In this case, your python function could just classify each pixel with whatever breaks you define:
import numpy as np
a2d = np.array([[1,2,4],[5,5,2],[2,3,3]])
def classify(x):
if x >= 4:
return 3
elif x >= 2:
return 2
elif x > 0:
return 1
else:
return 0
vclassify = np.vectorize(classify)
result = vclassify(a2d)
Thanks to #perrygeo and #Kasra - they got me thinking in a good direction.
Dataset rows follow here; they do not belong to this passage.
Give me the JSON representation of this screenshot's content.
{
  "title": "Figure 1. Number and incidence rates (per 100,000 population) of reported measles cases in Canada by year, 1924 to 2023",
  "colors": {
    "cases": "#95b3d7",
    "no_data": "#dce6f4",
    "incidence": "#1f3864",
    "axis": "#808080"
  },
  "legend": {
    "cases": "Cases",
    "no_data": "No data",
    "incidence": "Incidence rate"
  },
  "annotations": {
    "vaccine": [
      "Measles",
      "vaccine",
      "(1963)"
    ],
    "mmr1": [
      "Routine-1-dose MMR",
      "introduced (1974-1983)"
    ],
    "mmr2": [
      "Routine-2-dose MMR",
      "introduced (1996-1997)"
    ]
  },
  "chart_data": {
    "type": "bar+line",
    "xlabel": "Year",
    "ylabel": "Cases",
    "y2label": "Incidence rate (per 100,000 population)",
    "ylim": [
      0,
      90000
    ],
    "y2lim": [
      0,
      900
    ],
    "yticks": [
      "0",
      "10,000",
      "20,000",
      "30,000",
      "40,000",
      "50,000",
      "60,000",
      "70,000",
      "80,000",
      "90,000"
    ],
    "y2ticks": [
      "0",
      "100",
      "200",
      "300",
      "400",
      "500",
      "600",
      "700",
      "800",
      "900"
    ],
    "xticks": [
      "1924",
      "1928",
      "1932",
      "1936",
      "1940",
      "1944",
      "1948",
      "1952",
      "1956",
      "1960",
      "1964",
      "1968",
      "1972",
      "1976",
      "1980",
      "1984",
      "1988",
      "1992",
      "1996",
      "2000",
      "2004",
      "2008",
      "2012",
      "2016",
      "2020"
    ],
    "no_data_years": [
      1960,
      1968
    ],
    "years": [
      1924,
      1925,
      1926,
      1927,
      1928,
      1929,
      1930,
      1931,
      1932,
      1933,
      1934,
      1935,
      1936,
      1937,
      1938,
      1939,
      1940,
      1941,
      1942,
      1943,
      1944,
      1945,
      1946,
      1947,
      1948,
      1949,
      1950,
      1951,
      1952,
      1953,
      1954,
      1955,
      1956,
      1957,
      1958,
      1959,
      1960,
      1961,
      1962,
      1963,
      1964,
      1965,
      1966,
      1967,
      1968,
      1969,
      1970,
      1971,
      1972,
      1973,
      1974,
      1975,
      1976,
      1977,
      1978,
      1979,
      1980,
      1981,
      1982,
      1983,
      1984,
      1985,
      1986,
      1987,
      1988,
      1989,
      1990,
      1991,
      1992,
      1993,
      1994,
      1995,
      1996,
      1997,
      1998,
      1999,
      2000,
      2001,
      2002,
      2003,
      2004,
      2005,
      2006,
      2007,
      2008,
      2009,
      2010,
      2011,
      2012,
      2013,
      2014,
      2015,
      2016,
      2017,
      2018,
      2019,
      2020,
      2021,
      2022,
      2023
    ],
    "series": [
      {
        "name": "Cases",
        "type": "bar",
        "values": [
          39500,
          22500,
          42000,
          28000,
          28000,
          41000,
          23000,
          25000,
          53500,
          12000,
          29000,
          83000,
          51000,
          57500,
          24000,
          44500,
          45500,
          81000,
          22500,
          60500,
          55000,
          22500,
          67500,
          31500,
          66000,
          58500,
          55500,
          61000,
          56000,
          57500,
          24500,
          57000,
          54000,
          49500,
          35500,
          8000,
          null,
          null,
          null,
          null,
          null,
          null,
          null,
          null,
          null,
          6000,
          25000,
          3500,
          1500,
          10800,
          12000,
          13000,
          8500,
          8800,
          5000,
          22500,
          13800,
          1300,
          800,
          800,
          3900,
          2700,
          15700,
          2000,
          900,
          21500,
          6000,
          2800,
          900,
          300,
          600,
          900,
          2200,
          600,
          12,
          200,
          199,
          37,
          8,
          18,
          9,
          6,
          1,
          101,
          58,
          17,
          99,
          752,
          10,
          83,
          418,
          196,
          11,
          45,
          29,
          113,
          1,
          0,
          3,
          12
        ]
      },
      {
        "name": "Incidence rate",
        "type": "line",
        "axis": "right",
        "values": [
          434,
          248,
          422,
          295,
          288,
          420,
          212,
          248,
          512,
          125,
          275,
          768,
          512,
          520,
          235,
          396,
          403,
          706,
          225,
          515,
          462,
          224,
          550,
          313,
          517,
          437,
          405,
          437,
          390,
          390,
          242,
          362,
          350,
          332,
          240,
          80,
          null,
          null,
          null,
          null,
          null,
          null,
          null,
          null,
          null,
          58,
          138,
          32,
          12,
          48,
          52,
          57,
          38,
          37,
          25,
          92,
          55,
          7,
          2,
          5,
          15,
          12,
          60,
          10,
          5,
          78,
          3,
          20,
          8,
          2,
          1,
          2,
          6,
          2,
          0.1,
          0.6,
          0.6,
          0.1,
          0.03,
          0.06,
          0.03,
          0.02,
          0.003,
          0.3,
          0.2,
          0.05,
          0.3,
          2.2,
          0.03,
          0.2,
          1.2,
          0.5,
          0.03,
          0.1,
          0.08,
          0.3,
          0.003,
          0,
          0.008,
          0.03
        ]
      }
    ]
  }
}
Since I want a classification of the closest 3d array's z value, I couldn't do simple math - I needed the (z)index of the closest value.
I did it by enumerating both axes of the 2d array, and doing a proximity compare against the corresponding (z)index of the 3d array.
There might be a way to do this without iterating the 2d array, but at least I'm avoiding iterating the 3d.
import numpy as np
a1 = np.array([[1,1,1],[1,1,1],[1,1,1]])
a2 = np.array([[3,3,3],[3,3,3],[3,3,3]])
a3 = np.array([[5,5,5],[5,5,5],[5,5,5]])
a3d = np.dstack((a1,a2,a3))
a2d = np.array([[1,2,4],[5,5,2],[2,3,3]])
classOut = np.empty_like(a2d)
def find_nearest_idx(array,value):
idx = (np.abs(array-value)).argmin()
return idx
# enumerate to get indices
for i,a in enumerate(a2d):
for ii,v in enumerate(a):
valStack = a3d[i,ii]
nearest = find_nearest_idx(valStack,v)
classOut[i,ii] = nearest
print classOut
which gets me
[[0 0 1]
[2 2 0]
[0 1 1]]
This tells me that (for example) a2d[0,0] is closest to the 0-index of a3d[0,0], which in my case means it is closest to the min value for that 2d position. a2d[1,1] is closest to the 2-index, which in my case means closer to the max value for that 2d position.